Berlin wünscht sich Sammellager in Ägypten
Flüchtlinge im Mittelpunkt von Merkels Ägypten-Besuch / Opposition protestiert / Wirtschaft wiegelt ab
Das deutsch-ägyptische Verhältnis ist belastet. Der Kairoer Staatspräsident Abdel Fattah al-Sisi hat vor vier Jahren als Chef des ägyptischen Militärrates das einzige frei gewählte Staatsoberhaupt der ägyptischen Geschichte weggeputscht und zum Tode verurteilt. Vorhaltungen, gar Proteste aus Berlin hat es deshalb nicht gegeben. Dennoch hatten deutsche Organisationen Repressionen zu erleiden - selbst die CDU-nahe Konrad-Adenauer-Stiftung. Diese soll nun wieder zugelassen werden.
Bundeskanzlerin Angela Merkel ging es nach eigener Aussage aber um Wichtigeres. Ägypten sollte dafür gewonnen werden, Flüchtlinge aus anderen Staaten auf seinem Territorium von der Überfahrt übers Mittelmeer abzuhalten und sie nach Möglichkeit in Sammellagern zu konzentrieren. Aus dem Umfeld Merkels wurde mitgeteilt, es gehe auch um die Rückführung von Flüchtlingen, Finanzhilfen für deren bessere Lebensbedingungen in Ägypten, den Kampf gegen Schleuser, die Unterstützung für den Aufbau eines eigenen Asylsystems und Zusammenarbeit beim Grenzschutz.
Im Wesentlichen sind diese deutschen Vorstellungen ähnlich denen, die im Flüchtlings-Deal mit der Türkei gelten.

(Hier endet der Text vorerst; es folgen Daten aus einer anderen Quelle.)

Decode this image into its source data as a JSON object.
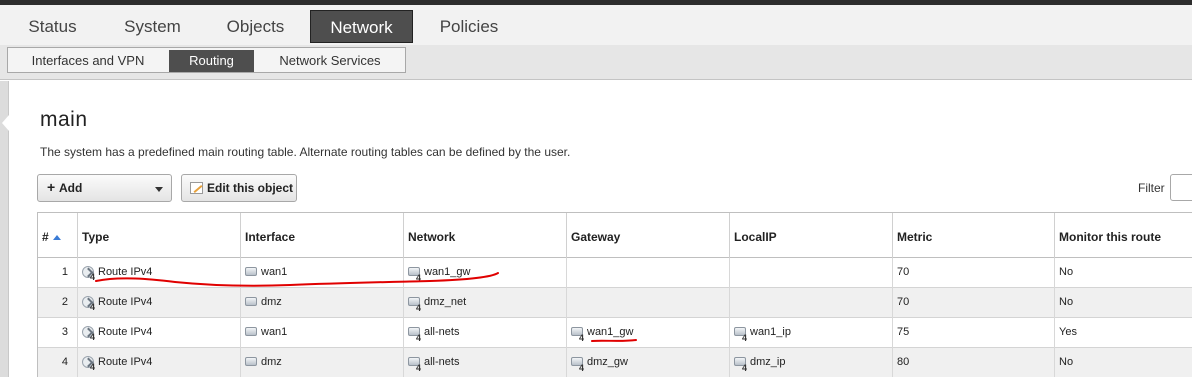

Für besonders realistisch werden sie nicht erachtet, selbst wenn ihnen von ägyptischer Seite nicht direkt widersprochen wurde. Vor allem die deutsche Wirtschaft, die in der Delegation nach Kairo gut vertreten war, möchte jedoch bei der Verteilung ägyptischer Großaufträge nicht zu kurz kommen und macht sich für jegliche Art von »Kooperation« in der Flüchtlingsfrage stark. Man scheut sich auch nicht vor überschwänglichem Lob. Sisi wolle sein Land wirtschaftlich voranbringen und unterstütze Investoren, wirbt der Generalsekretär des Wirtschaftsrates, Wolfgang Steiger, gegenüber dpa für eine Politik, jegliche Kritik an der ägyptischen Führung zu unterlassen. Sisi stehe für Stabilität in dem großen Chaos in der Region von Libyen bis Syrien, so Steiger.

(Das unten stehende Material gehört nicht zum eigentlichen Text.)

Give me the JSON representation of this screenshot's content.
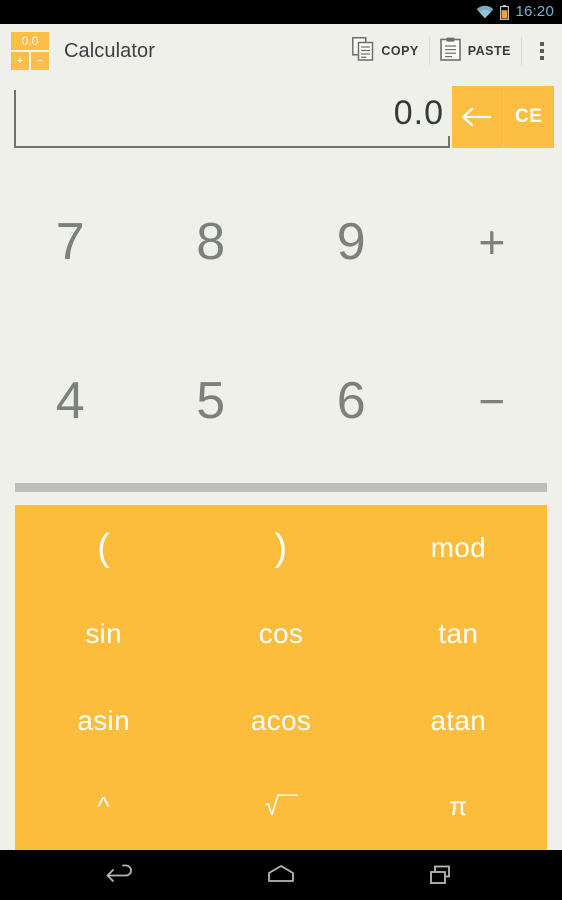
{
  "status_bar": {
    "wifi_icon": "wifi-icon",
    "battery_icon": "battery-icon",
    "clock": "16:20",
    "clock_color": "#70B8D8",
    "battery_color": "#F2A13A"
  },
  "action_bar": {
    "app_icon": {
      "name": "calculator-app-icon",
      "display_text": "0.0",
      "plus_label": "+",
      "minus_label": "−",
      "color": "#FBBF45"
    },
    "title": "Calculator",
    "copy_button": {
      "label": "COPY",
      "icon": "copy-icon"
    },
    "paste_button": {
      "label": "PASTE",
      "icon": "clipboard-paste-icon"
    },
    "overflow_button": {
      "icon": "overflow-menu-icon"
    }
  },
  "display": {
    "value": "0.0",
    "backspace_icon": "backspace-arrow-icon",
    "clear_entry_label": "CE",
    "accent_color": "#FBBE42",
    "text_color": "#333A37"
  },
  "keypad": {
    "keys": [
      {
        "label": "7",
        "type": "digit"
      },
      {
        "label": "8",
        "type": "digit"
      },
      {
        "label": "9",
        "type": "digit"
      },
      {
        "label": "+",
        "type": "operator"
      },
      {
        "label": "4",
        "type": "digit"
      },
      {
        "label": "5",
        "type": "digit"
      },
      {
        "label": "6",
        "type": "digit"
      },
      {
        "label": "−",
        "type": "operator"
      }
    ],
    "key_color": "#7D817C",
    "background": "#F0F0EA"
  },
  "divider": {
    "color": "#BDBDBD"
  },
  "function_panel": {
    "background": "#FDBD3C",
    "text_color": "#FFFFFF",
    "keys": [
      {
        "label": "(",
        "style": "paren"
      },
      {
        "label": ")",
        "style": "paren"
      },
      {
        "label": "mod",
        "style": "word"
      },
      {
        "label": "sin",
        "style": "word"
      },
      {
        "label": "cos",
        "style": "word"
      },
      {
        "label": "tan",
        "style": "word"
      },
      {
        "label": "asin",
        "style": "word"
      },
      {
        "label": "acos",
        "style": "word"
      },
      {
        "label": "atan",
        "style": "word"
      },
      {
        "label": "^",
        "style": "sym"
      },
      {
        "label": "√‾‾",
        "style": "sym"
      },
      {
        "label": "π",
        "style": "sym"
      }
    ]
  },
  "nav_bar": {
    "back_icon": "back-arrow-icon",
    "home_icon": "home-icon",
    "recents_icon": "recent-apps-icon",
    "background": "#000000"
  }
}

Das sieht die deutsche Opposition gänzlich anders. Die vermeintliche Stabilität des Landes gründet sich nach Einschätzung der Grünen-Bundestagsabgeordneten Franziska Brantner auf die Unterdrückung der Bürger durch die Regierung. Sisi könne nicht der Partner sein für ein Rücknahmeabkommen für Flüchtlinge. Heike Hänsel (LINKE), Mitglied der deutsch-ägyptischen Parlamentariergruppe, spricht sich dagegen aus, den »Erdogan-Deal« als Blaupause für weitere Flüchtlingsabkommen nun in Ägypten anzuwenden.

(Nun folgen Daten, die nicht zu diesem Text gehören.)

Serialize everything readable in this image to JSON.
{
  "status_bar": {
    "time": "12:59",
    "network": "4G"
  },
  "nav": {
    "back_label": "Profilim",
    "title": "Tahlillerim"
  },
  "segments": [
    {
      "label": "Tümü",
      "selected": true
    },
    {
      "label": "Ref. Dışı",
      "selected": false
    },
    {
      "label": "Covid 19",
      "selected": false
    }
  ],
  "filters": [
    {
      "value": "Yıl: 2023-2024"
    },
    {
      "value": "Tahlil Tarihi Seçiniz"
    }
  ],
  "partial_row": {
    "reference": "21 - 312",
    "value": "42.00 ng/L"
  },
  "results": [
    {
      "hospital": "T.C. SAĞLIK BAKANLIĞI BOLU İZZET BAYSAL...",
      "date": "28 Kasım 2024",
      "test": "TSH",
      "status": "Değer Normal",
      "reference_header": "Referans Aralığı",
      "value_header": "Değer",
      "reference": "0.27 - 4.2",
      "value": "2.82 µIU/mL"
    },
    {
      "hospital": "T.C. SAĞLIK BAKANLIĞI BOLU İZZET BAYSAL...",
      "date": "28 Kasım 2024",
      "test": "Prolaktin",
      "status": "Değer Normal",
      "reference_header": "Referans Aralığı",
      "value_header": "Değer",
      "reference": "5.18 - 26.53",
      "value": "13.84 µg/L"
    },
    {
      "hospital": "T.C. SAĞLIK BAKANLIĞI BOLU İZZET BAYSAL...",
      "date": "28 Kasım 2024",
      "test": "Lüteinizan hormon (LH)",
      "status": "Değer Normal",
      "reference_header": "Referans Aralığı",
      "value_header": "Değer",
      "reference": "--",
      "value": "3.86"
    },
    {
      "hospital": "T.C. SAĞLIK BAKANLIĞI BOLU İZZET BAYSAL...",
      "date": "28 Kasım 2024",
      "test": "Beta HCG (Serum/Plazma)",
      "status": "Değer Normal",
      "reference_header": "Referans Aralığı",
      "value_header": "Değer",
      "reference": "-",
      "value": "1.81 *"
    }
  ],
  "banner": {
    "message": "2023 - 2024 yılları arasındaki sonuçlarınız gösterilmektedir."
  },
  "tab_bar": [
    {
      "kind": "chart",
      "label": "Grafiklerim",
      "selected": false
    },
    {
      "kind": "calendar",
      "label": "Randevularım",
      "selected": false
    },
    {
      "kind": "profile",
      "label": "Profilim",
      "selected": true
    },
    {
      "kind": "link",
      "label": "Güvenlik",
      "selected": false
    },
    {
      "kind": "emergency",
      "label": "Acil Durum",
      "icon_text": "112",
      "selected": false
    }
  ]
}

Dagegen steht, dass die EU-Kommission am Donnerstag in Brüssel mehr und schnellere Abschiebungen von den Mitgliedstaaten der EU verlangte. Der griechische Migrationskommissar Dimitris Avramopoulos stellte einen Aktionsplan vor, »um die Rückkehrquoten wesentlich zu erhöhen«.